Tuesday 7th September was TfL’s busiest day since the pandemic, with commuters pouring onto the tubes heading to their offices and educational establishments.
This bodes well for UK PLC, and many of our additions implemented over the past 12 months in the portfolio are geared towards the revival of the UK consumer and increased domestic spending.
It’s just not cool to start school with last year’s trainers, and judging by the queue at Oxford Street’s JD Sports Fashion over the past week or so, teenagers in their thousands have been queuing up and kitting themselves out for the new school term. JD Sports came to market last week with an announcement that they were going to materially exceed market expectations, with stock jumping over 10% on the day. The UK stores were showing like-for-like sales up 30% versus 2019 (pre-coronavirus comparable) but also the fact that the business was now generating more revenues abroad rather than at home. The UK and Ireland generated EBIT of £171 million, whilst the USA generated EBIT of £245 million. JD Sports is leading the way for the UK High Street globally, with its strong relationships with Nike, Adidas and Reebok guaranteeing their stores have the latest kicks, wheels and creps for their customers. Coupled with their on-trend marketing (the CH office noticed that JD Sports sponsored the Love Island gym) and best-in-class store format and in-store retail experience.

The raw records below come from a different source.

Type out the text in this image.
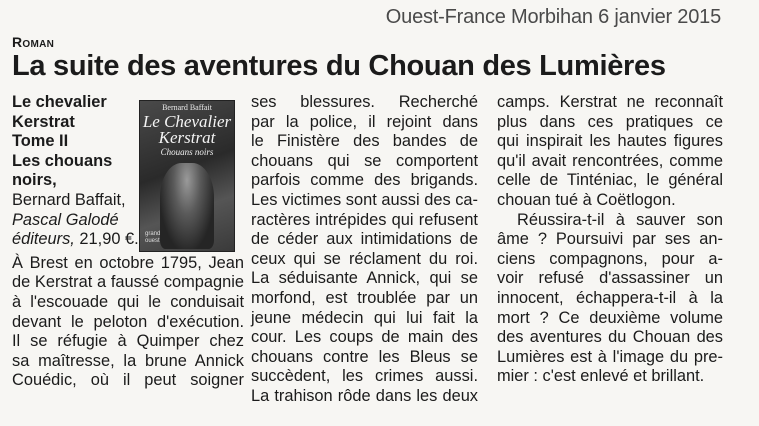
Ouest-France Morbihan 6 janvier 2015
Roman
La suite des aventures du Chouan des Lumières
Le chevalier
Kerstrat
Tome II
Les chouans
noirs,
Bernard Baffait,
Pascal Galodé
éditeurs, 21,90 €.
À Brest en octobre 1795, Jean
de Kerstrat a faussé compagnie
à l'escouade qui le conduisait
devant le peloton d'exécution.
Il se réfugie à Quimper chez
sa maîtresse, la brune Annick
Couédic, où il peut soigner
Bernard Baffait
Le Chevalier Kerstrat
Chouans noirs
grand ouest
ses blessures. Recherché
par la police, il rejoint dans
le Finistère des bandes de
chouans qui se comportent
parfois comme des brigands.
Les victimes sont aussi des ca-
ractères intrépides qui refusent
de céder aux intimidations de
ceux qui se réclament du roi.
La séduisante Annick, qui se
morfond, est troublée par un
jeune médecin qui lui fait la
cour. Les coups de main des
chouans contre les Bleus se
succèdent, les crimes aussi.
La trahison rôde dans les deux
camps. Kerstrat ne reconnaît
plus dans ces pratiques ce
qui inspirait les hautes figures
qu'il avait rencontrées, comme
celle de Tinténiac, le général
chouan tué à Coëtlogon.
Réussira-t-il à sauver son
âme ? Poursuivi par ses an-
ciens compagnons, pour a-
voir refusé d'assassiner un
innocent, échappera-t-il à la
mort ? Ce deuxième volume
des aventures du Chouan des
Lumières est à l'image du pre-
mier : c'est enlevé et brillant.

Away from Love Island and sneaks, it is back to school for the adults too. Trainline announced last week that more passengers were using their app to purchase tickets and expects to see a return to profitability in the first half of 2022. As Covid restrictions ease, we expect consumers to return to the app, which is first class and should be the first port of call for the Department of Transport when they come to figure out how to launch and create their Great British Railways ticketing portal.